In fact as the war began – sparked by the regime’s violent repression of peaceful “Arab Spring” protests – the department had to hastily revoke “a number of extant licenses for riot-control equipment, ammunition and tear gas” according to the department’s own annual report.
The records for 2010 were even more damning – between October and December alone officials approved shipments of £610,216 worth of military hardware and £945,760 of “dual-use” goods, including assault rifles, machine guns, semi-automatics, sniper rifles, night sights, gun mountings, flashbang and smoke grenades, combat vehicles and combat aircraft parts among others. All of which would eventually be used in the war, and later flogged to anonymous buyers by whichever quartermasters happened to be holding them when the regime collapsed.
Shipments were even bigger in the previous quarter, totalling £4.6m worth of licences for military hardware alone – small arms training equipment and ammunition, armoured four-wheel drives, military utility vehicles and “ammunition for wall and door breaching projectile launchers” – ideal for, say, seizing control of an Algerian gas field.

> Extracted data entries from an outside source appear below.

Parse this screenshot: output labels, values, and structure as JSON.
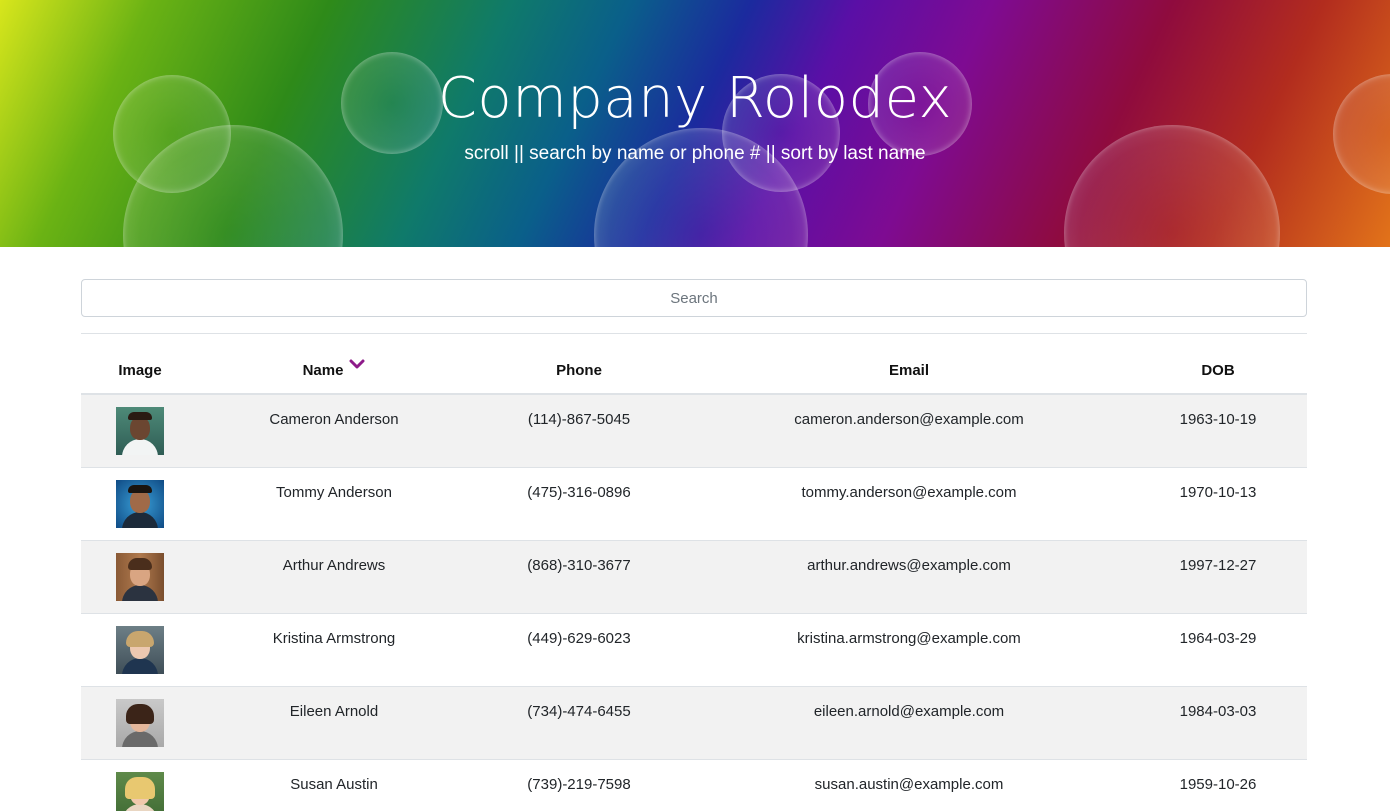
{
  "header": {
    "title": "Company Rolodex",
    "subtitle": "scroll || search by name or phone # || sort by last name"
  },
  "search": {
    "placeholder": "Search",
    "value": ""
  },
  "table": {
    "columns": {
      "image": "Image",
      "name": "Name",
      "phone": "Phone",
      "email": "Email",
      "dob": "DOB"
    },
    "sort_indicator": "chevron-down-icon",
    "accent_color": "#8e1b8a",
    "rows": [
      {
        "name": "Cameron Anderson",
        "phone": "(114)-867-5045",
        "email": "cameron.anderson@example.com",
        "dob": "1963-10-19",
        "avatar": "person-photo-icon"
      },
      {
        "name": "Tommy Anderson",
        "phone": "(475)-316-0896",
        "email": "tommy.anderson@example.com",
        "dob": "1970-10-13",
        "avatar": "person-photo-icon"
      },
      {
        "name": "Arthur Andrews",
        "phone": "(868)-310-3677",
        "email": "arthur.andrews@example.com",
        "dob": "1997-12-27",
        "avatar": "person-photo-icon"
      },
      {
        "name": "Kristina Armstrong",
        "phone": "(449)-629-6023",
        "email": "kristina.armstrong@example.com",
        "dob": "1964-03-29",
        "avatar": "person-photo-icon"
      },
      {
        "name": "Eileen Arnold",
        "phone": "(734)-474-6455",
        "email": "eileen.arnold@example.com",
        "dob": "1984-03-03",
        "avatar": "person-photo-icon"
      },
      {
        "name": "Susan Austin",
        "phone": "(739)-219-7598",
        "email": "susan.austin@example.com",
        "dob": "1959-10-26",
        "avatar": "person-photo-icon"
      }
    ]
  }
}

This is not to say that Britain’s weapons industry is the sole supplier of death and destruction to the world (it’s merely the sixth biggest). The European Union as a whole has been happy to cash Gaddafi’s cheques. Take France, for instance, purveyor of licences for some £1.9m in ammunition and fuses alone to Gaddafi’s armies between 2005 and 2009. Two years later its air force was bombarding the same howitzers France had loaded – and now, two years after that, its jets are streaking off after Islamic fundamentalists and Tuareg separatists across the region wielding weapons from those same stockpiles.
The point is that while the grief and terror of In Amenas’ survivors is raw, the lesson remains clear – a second-hand gun in the Sahara is just as untraceable, uncontrollable and utterly deadly as the sands themselves.
No matter what our leaders say, the lives endangered and lost to the siege were not unforeseen consequences.
These weapons shipments were signed off by successive British governments in the knowledge that the owners would just as likely wield them against innocent people as an invading army. And that’s exactly what happened in Algeria this week – the only difference is that this time around, the blood on their hands is British too.